As disparidades também foram identificadas no agravo da sífilis no mesmo ano: 162,98 a cada 100 mil habitantes para população branca e 435,56 para população negra. No extremo sul da Capital, o risco de uma pessoa negra ter HIV foi 6,71 maior comparado as pessoas brancas residentes na mesma região.

Estes dados, que poderiam ser explorados para outros agravos como covid-19, diabetes, hipertensão e obesidade revelam a necessidade de construção de políticas transgressoras e inclusivas, que considere a integralidade como princípio e a inequidade como uma lente para interagir com as realidades.

Assim, a transgressão que aqui aponto é a urgência de romper com o processo de terceirização galopante que provoca a volatilidade de profissionais nos serviços de saúde, a precarização dos processos de trabalho e afeta o vínculo dos serviços de saúde com o território e a complexidade da vida.

No caso dos territórios quilombolas, negros e pobres, as barreiras impostas pelo racismo estrutural e institucional reverberam nas condições de saúde e moradia da população. Aqui, a urgência da transgressão é de romper com a violência colonial e incorporar a história e o conhecimento tradicional desta população na gestão da cidade e como alternativa para a promoção da saúde.

A história de Porto Alegre nos mostra que as empreitadas segregantes e gentrificantes dos especuladores imobiliários e da Prefeitura à luz da máxima "remover para promover", que marcou a construção de alguns dos bairros que aqui mencionamos, foram insuficientes para aniquilar a força viva do saber tradicional. Os quilombos como da Família Silva e do Fidélix e ocupações como da Vida Nova, na Restinga, demonstram como a resiliência e a resistência resultam em sabedoria para o cuidado das comunidades.

Estas transgressões não são um sonho distante ou só utopias, tampouco infrações, delitos ou crimes.
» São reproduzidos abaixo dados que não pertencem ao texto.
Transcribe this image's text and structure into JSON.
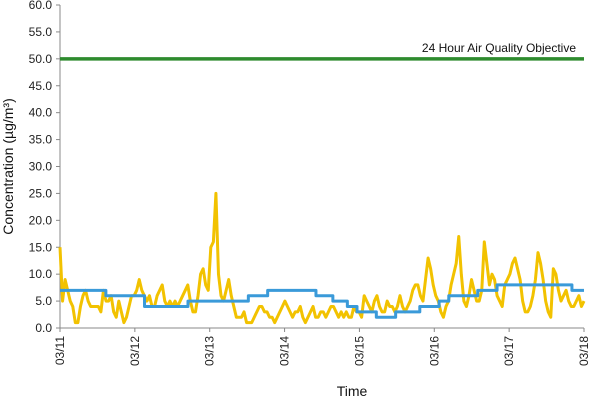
{
  "chart_data": {
    "type": "line",
    "title": "",
    "xlabel": "Time",
    "ylabel": "Concentration (µg/m³)",
    "ylim": [
      0,
      60
    ],
    "y_ticks": [
      "0.0",
      "5.0",
      "10.0",
      "15.0",
      "20.0",
      "25.0",
      "30.0",
      "35.0",
      "40.0",
      "45.0",
      "50.0",
      "55.0",
      "60.0"
    ],
    "x_ticks": [
      "03/11",
      "03/12",
      "03/13",
      "03/14",
      "03/15",
      "03/16",
      "03/17",
      "03/18"
    ],
    "grid": false,
    "annotations": [
      {
        "text": "24 Hour Air Quality Objective",
        "y": 50
      }
    ],
    "series": [
      {
        "color": "#2E8B2E",
        "style": "horizontal-line",
        "values": [
          50,
          50
        ]
      },
      {
        "color": "#F2C200",
        "style": "line",
        "values": [
          15,
          5,
          9,
          7,
          5,
          4,
          1,
          1,
          4,
          6,
          7,
          5,
          4,
          4,
          4,
          4,
          3,
          7,
          5,
          5,
          6,
          3,
          2,
          5,
          3,
          1,
          2,
          4,
          6,
          6,
          7,
          9,
          7,
          6,
          5,
          6,
          4,
          4,
          6,
          7,
          8,
          5,
          4,
          5,
          4,
          5,
          4,
          5,
          6,
          7,
          8,
          5,
          3,
          3,
          6,
          10,
          11,
          8,
          7,
          15,
          16,
          25,
          10,
          6,
          5,
          7,
          9,
          6,
          4,
          2,
          2,
          2,
          3,
          1,
          1,
          1,
          2,
          3,
          4,
          4,
          3,
          3,
          2,
          2,
          1,
          2,
          3,
          4,
          5,
          4,
          3,
          2,
          3,
          3,
          4,
          2,
          1,
          2,
          3,
          4,
          2,
          2,
          3,
          3,
          2,
          3,
          4,
          4,
          3,
          2,
          3,
          2,
          3,
          2,
          2,
          4,
          3,
          3,
          2,
          6,
          5,
          4,
          3,
          5,
          6,
          4,
          3,
          3,
          5,
          4,
          4,
          3,
          4,
          6,
          4,
          3,
          4,
          5,
          7,
          8,
          8,
          6,
          5,
          9,
          13,
          11,
          8,
          6,
          5,
          3,
          2,
          4,
          5,
          8,
          10,
          12,
          17,
          10,
          5,
          4,
          6,
          9,
          7,
          5,
          5,
          7,
          16,
          12,
          8,
          10,
          9,
          6,
          5,
          4,
          8,
          9,
          10,
          12,
          13,
          11,
          9,
          5,
          3,
          3,
          4,
          6,
          9,
          14,
          12,
          9,
          5,
          3,
          2,
          11,
          10,
          7,
          5,
          6,
          7,
          5,
          4,
          4,
          5,
          6,
          4,
          5
        ]
      },
      {
        "color": "#3A9AD9",
        "style": "step",
        "values": [
          7,
          7,
          7,
          7,
          7,
          7,
          7,
          7,
          7,
          7,
          7,
          7,
          7,
          7,
          7,
          7,
          7,
          7,
          7,
          6,
          6,
          6,
          6,
          6,
          6,
          6,
          6,
          6,
          6,
          6,
          6,
          6,
          6,
          6,
          6,
          4,
          4,
          4,
          4,
          4,
          4,
          4,
          4,
          4,
          4,
          4,
          4,
          4,
          4,
          4,
          4,
          4,
          4,
          5,
          5,
          5,
          5,
          5,
          5,
          5,
          5,
          5,
          5,
          5,
          5,
          5,
          5,
          5,
          5,
          5,
          5,
          5,
          5,
          5,
          5,
          5,
          5,
          5,
          6,
          6,
          6,
          6,
          6,
          6,
          6,
          6,
          7,
          7,
          7,
          7,
          7,
          7,
          7,
          7,
          7,
          7,
          7,
          7,
          7,
          7,
          7,
          7,
          7,
          7,
          7,
          7,
          6,
          6,
          6,
          6,
          6,
          6,
          6,
          5,
          5,
          5,
          5,
          5,
          5,
          4,
          4,
          4,
          4,
          3,
          3,
          3,
          3,
          3,
          3,
          3,
          3,
          2,
          2,
          2,
          2,
          2,
          2,
          2,
          2,
          3,
          3,
          3,
          3,
          3,
          3,
          3,
          3,
          3,
          3,
          4,
          4,
          4,
          4,
          4,
          4,
          4,
          4,
          5,
          5,
          5,
          5,
          6,
          6,
          6,
          6,
          6,
          6,
          6,
          6,
          6,
          6,
          6,
          6,
          7,
          7,
          7,
          7,
          7,
          7,
          7,
          7,
          8,
          8,
          8,
          8,
          8,
          8,
          8,
          8,
          8,
          8,
          8,
          8,
          8,
          8,
          8,
          8,
          8,
          8,
          8,
          8,
          8,
          8,
          8,
          8,
          8,
          8,
          8,
          8,
          8,
          8,
          8,
          7,
          7,
          7,
          7,
          7,
          7
        ]
      }
    ]
  }
}
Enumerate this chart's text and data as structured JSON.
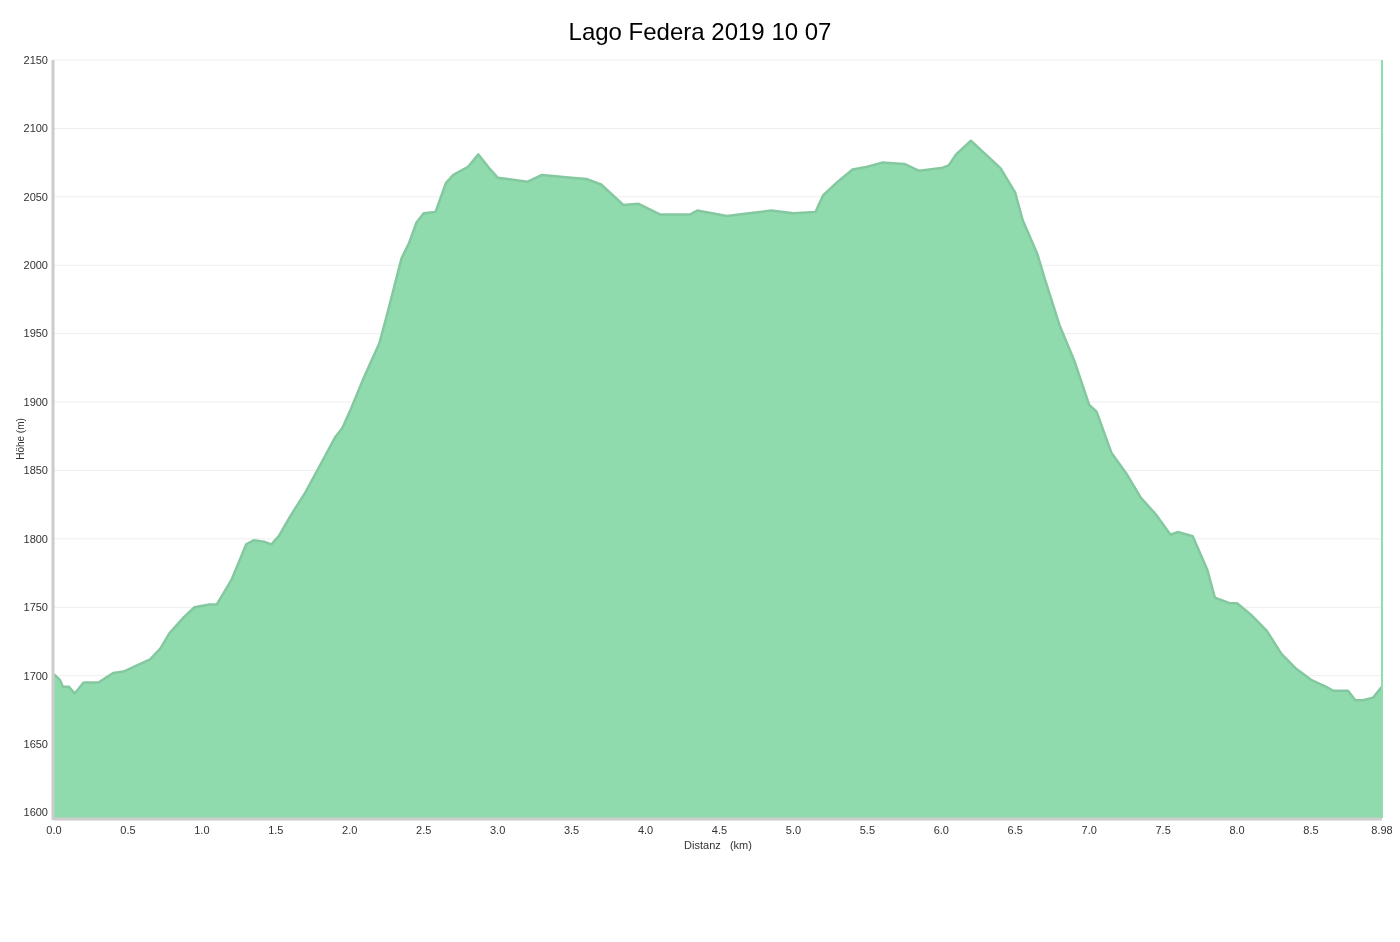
{
  "chart_data": {
    "type": "area",
    "title": "Lago Federa 2019 10 07",
    "xlabel": "Distanz   (km)",
    "ylabel": "Höhe (m)",
    "xlim": [
      0,
      8.98
    ],
    "ylim": [
      1596,
      2150
    ],
    "xticks": [
      {
        "value": 0,
        "label": "0.0"
      },
      0.5,
      {
        "value": 1,
        "label": "1.0"
      },
      1.5,
      {
        "value": 2,
        "label": "2.0"
      },
      2.5,
      {
        "value": 3,
        "label": "3.0"
      },
      3.5,
      {
        "value": 4,
        "label": "4.0"
      },
      4.5,
      {
        "value": 5,
        "label": "5.0"
      },
      5.5,
      {
        "value": 6,
        "label": "6.0"
      },
      6.5,
      {
        "value": 7,
        "label": "7.0"
      },
      7.5,
      {
        "value": 8,
        "label": "8.0"
      },
      8.5,
      8.98
    ],
    "yticks": [
      1600,
      1650,
      1700,
      1750,
      1800,
      1850,
      1900,
      1950,
      2000,
      2050,
      2100,
      2150
    ],
    "grid": "y",
    "ref_lines": [
      {
        "axis": "x",
        "value": 8.98,
        "color": "#8fdcae"
      }
    ],
    "series": [
      {
        "color": "#90dbae",
        "x": [
          0,
          0.04,
          0.06,
          0.1,
          0.14,
          0.2,
          0.25,
          0.3,
          0.4,
          0.47,
          0.55,
          0.65,
          0.72,
          0.78,
          0.88,
          0.95,
          1.05,
          1.1,
          1.2,
          1.3,
          1.35,
          1.42,
          1.47,
          1.52,
          1.6,
          1.7,
          1.8,
          1.9,
          1.95,
          2.0,
          2.1,
          2.2,
          2.25,
          2.3,
          2.35,
          2.4,
          2.45,
          2.5,
          2.58,
          2.65,
          2.7,
          2.8,
          2.87,
          2.95,
          3.0,
          3.2,
          3.3,
          3.5,
          3.6,
          3.7,
          3.85,
          3.95,
          4.1,
          4.3,
          4.35,
          4.45,
          4.55,
          4.7,
          4.85,
          5.0,
          5.15,
          5.2,
          5.3,
          5.4,
          5.5,
          5.6,
          5.75,
          5.85,
          6.0,
          6.05,
          6.1,
          6.2,
          6.3,
          6.4,
          6.5,
          6.55,
          6.65,
          6.7,
          6.8,
          6.9,
          7.0,
          7.05,
          7.15,
          7.25,
          7.35,
          7.45,
          7.55,
          7.6,
          7.7,
          7.8,
          7.85,
          7.95,
          8.0,
          8.1,
          8.2,
          8.3,
          8.4,
          8.5,
          8.6,
          8.65,
          8.75,
          8.8,
          8.85,
          8.92,
          8.98
        ],
        "values": [
          1701,
          1697,
          1692,
          1692,
          1687,
          1695,
          1695,
          1695,
          1702,
          1703,
          1707,
          1712,
          1720,
          1731,
          1743,
          1750,
          1752,
          1752,
          1770,
          1796,
          1799,
          1798,
          1796,
          1802,
          1817,
          1834,
          1854,
          1874,
          1881,
          1893,
          1919,
          1943,
          1963,
          1984,
          2005,
          2016,
          2031,
          2038,
          2039,
          2060,
          2066,
          2072,
          2081,
          2070,
          2064,
          2061,
          2066,
          2064,
          2063,
          2059,
          2044,
          2045,
          2037,
          2037,
          2040,
          2038,
          2036,
          2038,
          2040,
          2038,
          2039,
          2051,
          2061,
          2070,
          2072,
          2075,
          2074,
          2069,
          2071,
          2073,
          2081,
          2091,
          2081,
          2071,
          2053,
          2033,
          2008,
          1990,
          1956,
          1930,
          1898,
          1893,
          1863,
          1848,
          1830,
          1818,
          1803,
          1805,
          1802,
          1777,
          1757,
          1753,
          1753,
          1744,
          1733,
          1716,
          1705,
          1697,
          1692,
          1689,
          1689,
          1682,
          1682,
          1684,
          1692
        ]
      }
    ]
  }
}
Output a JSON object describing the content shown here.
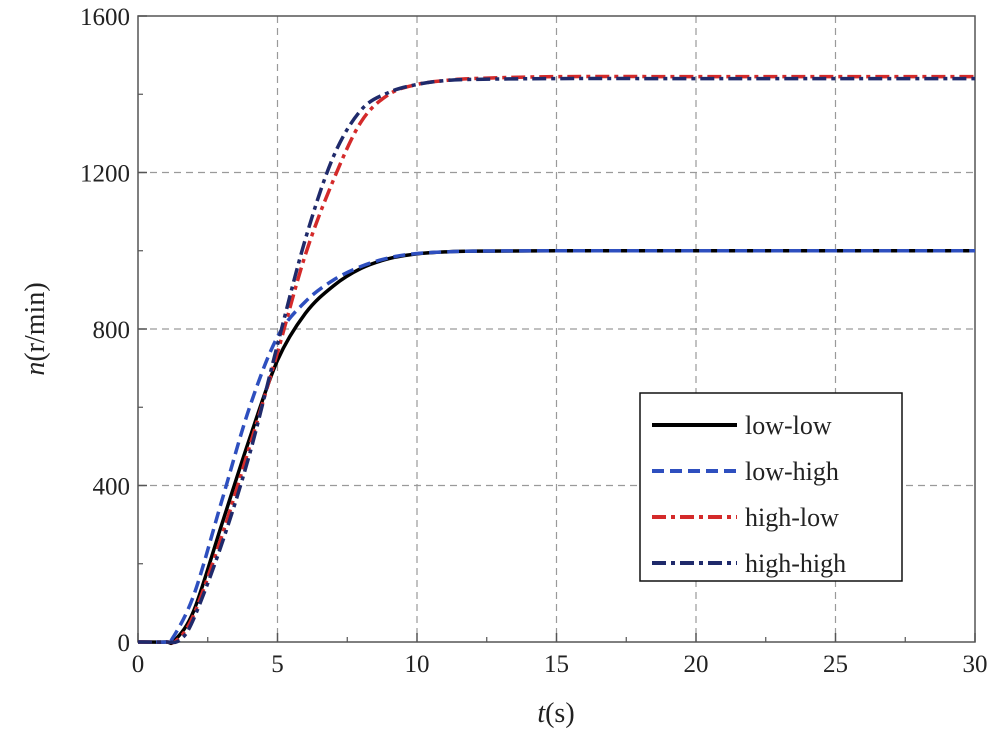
{
  "chart_data": {
    "type": "line",
    "title": "",
    "xlabel": {
      "var": "t",
      "unit": "(s)"
    },
    "ylabel": {
      "var": "n",
      "unit": "(r/min)"
    },
    "xlim": [
      0,
      30
    ],
    "ylim": [
      0,
      1600
    ],
    "xticks": [
      0,
      5,
      10,
      15,
      20,
      25,
      30
    ],
    "yticks": [
      0,
      400,
      800,
      1200,
      1600
    ],
    "grid": true,
    "legend_position": "lower-right",
    "series": [
      {
        "name": "low-low",
        "color": "#000000",
        "dash": "solid",
        "x": [
          0,
          1,
          1.3,
          2,
          3,
          4,
          5,
          6,
          7,
          8,
          9,
          10,
          11,
          12,
          15,
          20,
          25,
          30
        ],
        "y": [
          0,
          0,
          3,
          80,
          300,
          520,
          720,
          840,
          910,
          955,
          980,
          992,
          997,
          999,
          1000,
          1000,
          1000,
          1000
        ]
      },
      {
        "name": "low-high",
        "color": "#2e4fbf",
        "dash": "dash",
        "x": [
          0,
          1,
          1.2,
          2,
          3,
          4,
          5,
          6,
          7,
          8,
          9,
          10,
          11,
          12,
          15,
          20,
          25,
          30
        ],
        "y": [
          0,
          0,
          5,
          120,
          360,
          600,
          780,
          870,
          925,
          960,
          982,
          993,
          997,
          999,
          1000,
          1000,
          1000,
          1000
        ]
      },
      {
        "name": "high-low",
        "color": "#d42a2a",
        "dash": "dashdot",
        "x": [
          0,
          1,
          1.4,
          2,
          3,
          4,
          5,
          6,
          7,
          8,
          9,
          10,
          11,
          12,
          15,
          20,
          25,
          30
        ],
        "y": [
          0,
          0,
          5,
          70,
          270,
          500,
          740,
          990,
          1180,
          1330,
          1400,
          1425,
          1435,
          1440,
          1445,
          1445,
          1445,
          1445
        ]
      },
      {
        "name": "high-high",
        "color": "#1f2a6b",
        "dash": "dashdot",
        "x": [
          0,
          1,
          1.5,
          2,
          3,
          4,
          5,
          6,
          7,
          8,
          9,
          10,
          11,
          12,
          15,
          20,
          25,
          30
        ],
        "y": [
          0,
          0,
          5,
          60,
          250,
          480,
          760,
          1030,
          1240,
          1360,
          1405,
          1425,
          1435,
          1438,
          1440,
          1440,
          1440,
          1440
        ]
      }
    ]
  }
}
Vale compartilhar o pensamento que para alcançar a materialidade das transgressões, no que tange uma saúde e uma cidade que queremos, estará em breve mais próximo da nossa realidade. Isso se dará a partir das nossas escolhas e da nossa participação. Atuar e fortalecer os conselhos municipais agora e, em breve, as eleições, são oportunidades de mobilizações que nos permitirão a justiça social.

* Maurício Polidoro é geógrafo, pós-doutor em Saúde Coletiva. É professor do Instituto Federal do Rio Grande do Sul (Campus Porto Alegre) e do programa de pós-graduação em Saúde da Família da Universidade Federal do Rio Grande do Sul. É pesquisador do Observatório das Metrópoles (Núcleo Porto Alegre).

** Este é um artigo de opinião. A visão do autor não necessariamente expressa a linha editorial do jornal Brasil de Fato.